Lancaster does have several other actors to play against including Thelma Ritter who plays his mother. Interestingly, her desire for him to remain in prison is portrayed as some form of controlling desire on her part, whereas if the film had been more sympathetic to her character we might have started to question how Stroud is being portrayed. You could think that actually she knows how dangerous her son is so feels he is less of a danger locked up forever, but by that point of the film Frankenheimer has portrayed Stroud as a mostly sympathetic character.

In another good performance, Telly Savalas plays Stroud’s cell neighbour, Feto Gomez, a hardened criminal whose life attains a little ray of freedom and companionship when he buys one of Stroud’s sparrows. Feto provides both a sounding board and an oft times object of irritation.

Betty Field is good in the role of Stella Johnson who meet Stroud through their love of birds. In both the film and real life, she married the lifer when Stroud attempted to stop a planned transfer.
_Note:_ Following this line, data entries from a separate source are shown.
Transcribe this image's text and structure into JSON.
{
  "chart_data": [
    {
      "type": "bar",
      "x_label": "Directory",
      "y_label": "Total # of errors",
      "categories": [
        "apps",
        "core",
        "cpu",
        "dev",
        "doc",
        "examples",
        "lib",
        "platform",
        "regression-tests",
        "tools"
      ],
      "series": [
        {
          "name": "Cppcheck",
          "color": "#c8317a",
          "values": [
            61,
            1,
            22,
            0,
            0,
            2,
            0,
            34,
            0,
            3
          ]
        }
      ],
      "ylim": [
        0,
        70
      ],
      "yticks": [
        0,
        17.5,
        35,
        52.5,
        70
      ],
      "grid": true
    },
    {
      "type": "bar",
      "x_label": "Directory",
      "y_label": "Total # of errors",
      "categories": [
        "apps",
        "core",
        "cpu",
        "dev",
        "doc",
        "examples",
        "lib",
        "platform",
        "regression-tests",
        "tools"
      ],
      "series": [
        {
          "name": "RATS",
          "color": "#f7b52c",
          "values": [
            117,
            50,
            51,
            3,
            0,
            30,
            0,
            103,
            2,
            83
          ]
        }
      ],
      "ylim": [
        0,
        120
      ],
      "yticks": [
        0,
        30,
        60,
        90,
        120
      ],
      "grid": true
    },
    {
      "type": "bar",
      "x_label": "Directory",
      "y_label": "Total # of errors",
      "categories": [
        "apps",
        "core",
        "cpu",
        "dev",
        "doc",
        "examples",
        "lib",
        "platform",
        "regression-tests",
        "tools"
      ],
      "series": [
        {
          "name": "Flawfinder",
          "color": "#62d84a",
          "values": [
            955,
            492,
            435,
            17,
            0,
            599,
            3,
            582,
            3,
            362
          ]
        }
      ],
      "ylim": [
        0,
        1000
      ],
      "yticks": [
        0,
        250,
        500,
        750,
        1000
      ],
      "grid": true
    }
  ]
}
It never really struck me until I watched the film again that the title is somewhat odd. Stroud had his birds when he was at Levenworth and made money by selling them. When the prison authorities move him to Alcatraz they decline to allow him to keep the birds, so isn’t he really the birdman of Levenworth?
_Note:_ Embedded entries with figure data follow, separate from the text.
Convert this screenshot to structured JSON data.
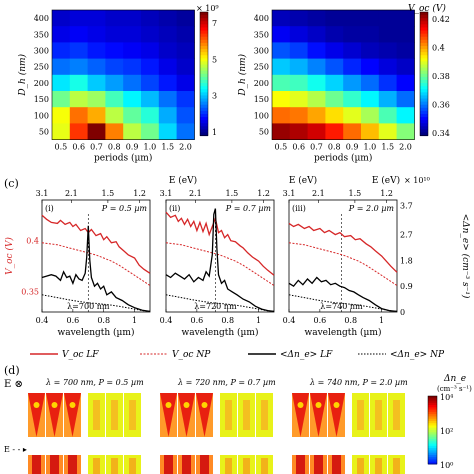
{
  "colors": {
    "red": "#d62728",
    "black": "#000000",
    "green": "#3cb371",
    "jet": [
      "#00007f",
      "#0000ff",
      "#007fff",
      "#00ffff",
      "#7fff7f",
      "#ffff00",
      "#ff7f00",
      "#ff0000",
      "#7f0000"
    ]
  },
  "chart_data": [
    {
      "type": "heatmap",
      "panel": "a",
      "rows": [
        "400",
        "350",
        "300",
        "250",
        "200",
        "150",
        "100",
        "50"
      ],
      "cols": [
        "0.5",
        "0.6",
        "0.7",
        "0.8",
        "0.9",
        "1.0",
        "1.5",
        "2.0"
      ],
      "ylabel": "D_h (nm)",
      "xlabel": "periods (µm)",
      "colorbar": {
        "multiplier": "× 10⁹",
        "ticks": [
          "7",
          "5",
          "3",
          "1"
        ],
        "range": [
          0.8,
          7.6
        ]
      },
      "values": [
        [
          1.3,
          1.4,
          1.4,
          1.3,
          1.3,
          1.2,
          1.1,
          1.0
        ],
        [
          1.5,
          1.6,
          1.5,
          1.4,
          1.4,
          1.3,
          1.2,
          1.1
        ],
        [
          1.9,
          2.0,
          1.8,
          1.7,
          1.6,
          1.5,
          1.3,
          1.2
        ],
        [
          2.4,
          2.5,
          2.3,
          2.1,
          2.0,
          1.8,
          1.5,
          1.3
        ],
        [
          3.2,
          3.5,
          3.0,
          2.7,
          2.4,
          2.1,
          1.8,
          1.5
        ],
        [
          4.1,
          4.6,
          4.4,
          3.8,
          3.3,
          2.9,
          2.4,
          2.0
        ],
        [
          5.0,
          6.0,
          5.6,
          4.6,
          4.0,
          3.6,
          2.8,
          2.2
        ],
        [
          4.9,
          6.4,
          7.6,
          5.9,
          4.6,
          4.1,
          3.1,
          2.4
        ]
      ]
    },
    {
      "type": "heatmap",
      "panel": "b",
      "rows": [
        "400",
        "350",
        "300",
        "250",
        "200",
        "150",
        "100",
        "50"
      ],
      "cols": [
        "0.5",
        "0.6",
        "0.7",
        "0.8",
        "0.9",
        "1.0",
        "1.5",
        "2.0"
      ],
      "ylabel": "D_h (nm)",
      "xlabel": "periods (µm)",
      "colorbar": {
        "title": "V_oc (V)",
        "ticks": [
          "0.42",
          "0.4",
          "0.38",
          "0.36",
          "0.34"
        ],
        "range": [
          0.338,
          0.425
        ]
      },
      "values": [
        [
          0.343,
          0.342,
          0.341,
          0.34,
          0.34,
          0.34,
          0.34,
          0.34
        ],
        [
          0.348,
          0.346,
          0.344,
          0.342,
          0.341,
          0.341,
          0.34,
          0.34
        ],
        [
          0.356,
          0.354,
          0.35,
          0.347,
          0.345,
          0.343,
          0.342,
          0.341
        ],
        [
          0.366,
          0.364,
          0.36,
          0.356,
          0.352,
          0.349,
          0.346,
          0.344
        ],
        [
          0.377,
          0.376,
          0.372,
          0.367,
          0.362,
          0.358,
          0.353,
          0.349
        ],
        [
          0.392,
          0.39,
          0.386,
          0.38,
          0.375,
          0.37,
          0.364,
          0.358
        ],
        [
          0.405,
          0.404,
          0.4,
          0.395,
          0.39,
          0.385,
          0.377,
          0.37
        ],
        [
          0.423,
          0.421,
          0.418,
          0.412,
          0.405,
          0.398,
          0.39,
          0.382
        ]
      ]
    },
    {
      "type": "line",
      "panel": "i",
      "roman": "(i)",
      "period": "P = 0.5 µm",
      "lambda": "λ=700 nm",
      "xrange": [
        0.4,
        1.1
      ],
      "vline": 0.7,
      "series": [
        {
          "name": "V_oc LF",
          "x": [
            0.4,
            0.43,
            0.46,
            0.5,
            0.52,
            0.55,
            0.58,
            0.6,
            0.62,
            0.65,
            0.68,
            0.7,
            0.72,
            0.75,
            0.78,
            0.8,
            0.82,
            0.85,
            0.88,
            0.9,
            0.93,
            0.96,
            1.0,
            1.03,
            1.06,
            1.1
          ],
          "y": [
            0.425,
            0.421,
            0.418,
            0.417,
            0.42,
            0.416,
            0.418,
            0.414,
            0.416,
            0.41,
            0.412,
            0.408,
            0.411,
            0.405,
            0.407,
            0.401,
            0.404,
            0.398,
            0.399,
            0.394,
            0.39,
            0.386,
            0.383,
            0.376,
            0.372,
            0.368
          ]
        },
        {
          "name": "V_oc NP",
          "x": [
            0.4,
            0.45,
            0.5,
            0.55,
            0.6,
            0.65,
            0.7,
            0.75,
            0.8,
            0.85,
            0.9,
            0.95,
            1.0,
            1.05,
            1.1
          ],
          "y": [
            0.398,
            0.397,
            0.396,
            0.394,
            0.392,
            0.39,
            0.388,
            0.386,
            0.383,
            0.38,
            0.376,
            0.371,
            0.366,
            0.361,
            0.356
          ]
        },
        {
          "name": "<Δn_e> LF",
          "x": [
            0.4,
            0.43,
            0.46,
            0.49,
            0.52,
            0.54,
            0.56,
            0.58,
            0.6,
            0.62,
            0.64,
            0.66,
            0.68,
            0.69,
            0.7,
            0.71,
            0.72,
            0.74,
            0.76,
            0.78,
            0.8,
            0.82,
            0.85,
            0.88,
            0.92,
            0.96,
            1.0,
            1.05,
            1.1
          ],
          "y": [
            1.2,
            1.25,
            1.3,
            1.25,
            1.1,
            1.4,
            1.2,
            1.25,
            1.0,
            1.3,
            1.15,
            1.1,
            1.35,
            1.9,
            3.0,
            1.8,
            1.2,
            0.9,
            1.0,
            0.8,
            0.9,
            0.6,
            0.7,
            0.5,
            0.4,
            0.25,
            0.15,
            0.06,
            0.02
          ]
        },
        {
          "name": "<Δn_e> NP",
          "x": [
            0.4,
            0.45,
            0.5,
            0.55,
            0.6,
            0.65,
            0.7,
            0.75,
            0.8,
            0.85,
            0.9,
            0.95,
            1.0,
            1.05,
            1.1
          ],
          "y": [
            0.6,
            0.55,
            0.5,
            0.45,
            0.4,
            0.36,
            0.32,
            0.3,
            0.27,
            0.24,
            0.2,
            0.15,
            0.1,
            0.05,
            0.02
          ]
        }
      ]
    },
    {
      "type": "line",
      "panel": "ii",
      "roman": "(ii)",
      "period": "P = 0.7 µm",
      "lambda": "λ=720 nm",
      "xrange": [
        0.4,
        1.1
      ],
      "vline": 0.72,
      "series": [
        {
          "name": "V_oc LF",
          "x": [
            0.4,
            0.43,
            0.46,
            0.48,
            0.5,
            0.52,
            0.54,
            0.56,
            0.58,
            0.6,
            0.62,
            0.64,
            0.66,
            0.68,
            0.7,
            0.72,
            0.74,
            0.76,
            0.78,
            0.8,
            0.82,
            0.85,
            0.88,
            0.9,
            0.93,
            0.96,
            1.0,
            1.03,
            1.06,
            1.1
          ],
          "y": [
            0.428,
            0.423,
            0.425,
            0.419,
            0.422,
            0.416,
            0.421,
            0.414,
            0.419,
            0.41,
            0.418,
            0.409,
            0.417,
            0.406,
            0.414,
            0.422,
            0.408,
            0.41,
            0.403,
            0.406,
            0.4,
            0.399,
            0.395,
            0.393,
            0.388,
            0.384,
            0.38,
            0.375,
            0.371,
            0.366
          ]
        },
        {
          "name": "V_oc NP",
          "x": [
            0.4,
            0.45,
            0.5,
            0.55,
            0.6,
            0.65,
            0.7,
            0.75,
            0.8,
            0.85,
            0.9,
            0.95,
            1.0,
            1.05,
            1.1
          ],
          "y": [
            0.398,
            0.397,
            0.396,
            0.394,
            0.392,
            0.39,
            0.388,
            0.386,
            0.383,
            0.38,
            0.376,
            0.371,
            0.366,
            0.361,
            0.356
          ]
        },
        {
          "name": "<Δn_e> LF",
          "x": [
            0.4,
            0.43,
            0.46,
            0.49,
            0.52,
            0.55,
            0.58,
            0.61,
            0.64,
            0.66,
            0.68,
            0.7,
            0.71,
            0.72,
            0.73,
            0.74,
            0.76,
            0.78,
            0.8,
            0.83,
            0.86,
            0.9,
            0.94,
            0.98,
            1.02,
            1.06,
            1.1
          ],
          "y": [
            1.3,
            1.2,
            1.35,
            1.25,
            1.15,
            1.3,
            1.05,
            1.2,
            1.1,
            1.4,
            1.25,
            2.0,
            3.4,
            3.6,
            2.2,
            1.3,
            1.0,
            1.1,
            0.8,
            0.7,
            0.6,
            0.45,
            0.35,
            0.2,
            0.1,
            0.05,
            0.02
          ]
        },
        {
          "name": "<Δn_e> NP",
          "x": [
            0.4,
            0.45,
            0.5,
            0.55,
            0.6,
            0.65,
            0.7,
            0.75,
            0.8,
            0.85,
            0.9,
            0.95,
            1.0,
            1.05,
            1.1
          ],
          "y": [
            0.6,
            0.55,
            0.5,
            0.45,
            0.4,
            0.36,
            0.32,
            0.3,
            0.27,
            0.24,
            0.2,
            0.15,
            0.1,
            0.05,
            0.02
          ]
        }
      ]
    },
    {
      "type": "line",
      "panel": "iii",
      "roman": "(iii)",
      "period": "P = 2.0 µm",
      "lambda": "λ=740 nm",
      "xrange": [
        0.4,
        1.1
      ],
      "vline": 0.74,
      "series": [
        {
          "name": "V_oc LF",
          "x": [
            0.4,
            0.43,
            0.46,
            0.5,
            0.53,
            0.56,
            0.6,
            0.63,
            0.66,
            0.7,
            0.73,
            0.76,
            0.8,
            0.83,
            0.86,
            0.9,
            0.93,
            0.96,
            1.0,
            1.03,
            1.06,
            1.1
          ],
          "y": [
            0.417,
            0.414,
            0.416,
            0.412,
            0.414,
            0.41,
            0.412,
            0.408,
            0.41,
            0.406,
            0.408,
            0.404,
            0.405,
            0.401,
            0.402,
            0.397,
            0.394,
            0.39,
            0.385,
            0.38,
            0.375,
            0.369
          ]
        },
        {
          "name": "V_oc NP",
          "x": [
            0.4,
            0.45,
            0.5,
            0.55,
            0.6,
            0.65,
            0.7,
            0.75,
            0.8,
            0.85,
            0.9,
            0.95,
            1.0,
            1.05,
            1.1
          ],
          "y": [
            0.398,
            0.397,
            0.396,
            0.394,
            0.392,
            0.39,
            0.388,
            0.386,
            0.383,
            0.38,
            0.376,
            0.371,
            0.366,
            0.361,
            0.356
          ]
        },
        {
          "name": "<Δn_e> LF",
          "x": [
            0.4,
            0.43,
            0.46,
            0.49,
            0.52,
            0.55,
            0.58,
            0.61,
            0.64,
            0.67,
            0.7,
            0.73,
            0.76,
            0.79,
            0.82,
            0.85,
            0.88,
            0.92,
            0.96,
            1.0,
            1.05,
            1.1
          ],
          "y": [
            1.0,
            0.9,
            1.1,
            0.95,
            1.15,
            1.0,
            1.2,
            1.05,
            1.1,
            0.95,
            1.0,
            0.9,
            0.85,
            0.75,
            0.7,
            0.6,
            0.5,
            0.4,
            0.25,
            0.12,
            0.05,
            0.02
          ]
        },
        {
          "name": "<Δn_e> NP",
          "x": [
            0.4,
            0.45,
            0.5,
            0.55,
            0.6,
            0.65,
            0.7,
            0.75,
            0.8,
            0.85,
            0.9,
            0.95,
            1.0,
            1.05,
            1.1
          ],
          "y": [
            0.6,
            0.55,
            0.5,
            0.45,
            0.4,
            0.36,
            0.32,
            0.3,
            0.27,
            0.24,
            0.2,
            0.15,
            0.1,
            0.05,
            0.02
          ]
        }
      ]
    }
  ],
  "panel_c": {
    "label": "(c)",
    "e_title": "E (eV)",
    "e_ticks": [
      "3.1",
      "2.1",
      "1.5",
      "1.2"
    ],
    "e_ticks_wl": [
      0.4,
      0.59,
      0.827,
      1.033
    ],
    "x_ticks": [
      "0.4",
      "0.6",
      "0.8",
      "1"
    ],
    "x_ticks_val": [
      0.4,
      0.6,
      0.8,
      1.0
    ],
    "xlabel": "wavelength (µm)",
    "left_ylabel": "V_oc (V)",
    "left_ticks": [
      "0.4",
      "0.35"
    ],
    "left_ticks_val": [
      0.4,
      0.35
    ],
    "left_range": [
      0.33,
      0.44
    ],
    "right_ylabel": "<Δn_e> (cm⁻³ s⁻¹)",
    "right_multiplier": "× 10¹⁰",
    "right_ticks": [
      "3.7",
      "2.7",
      "1.8",
      "0.9",
      "0"
    ],
    "right_ticks_val": [
      3.7,
      2.7,
      1.8,
      0.9,
      0
    ],
    "right_range": [
      0,
      3.9
    ]
  },
  "legend": {
    "items": [
      "V_oc LF",
      "V_oc NP",
      "<Δn_e> LF",
      "<Δn_e> NP"
    ]
  },
  "panel_d": {
    "label": "(d)",
    "e_symbol": "E ⊗",
    "e_arrow": "E - - ▸",
    "groups": [
      "λ = 700 nm, P = 0.5 µm",
      "λ = 720 nm, P = 0.7 µm",
      "λ = 740 nm, P = 2.0 µm"
    ],
    "scale_title": "Δn_e",
    "scale_units": "(cm⁻³ s⁻¹)",
    "scale_ticks": [
      "10⁴",
      "10²",
      "10⁰"
    ]
  }
}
The DVD arrives with a LPCN 2.0 audio track as well as a DD 2.0, although this is not a particularly dynamic film it does provide for clear speech and the overall quality is good. You can play the film with English subtitles and there is a full-length commentary by Nick Redman, Paul Seydor and Julie Kirgo.

Illusions of Freedom: Richard H.Kline on John Frankenheimer's 'Birdman of Alcatraz' (28 min, 25 sec) has camera operator for the film discussing Lancaster and speaking of his work with the cinematographer.

Interview with Sheldon Hall (35 min, 28 sec) discusses both Lancaster, the genesis of the film and the real-life Stroud. Lastly you get the original trailer (3 min, 04 sec).

In the end the film is a much more politicised polemic against the justice system than it is an accurate portrayal of Stroud or his life. Taken on its own merits it remains a powerful film with impressive central performances.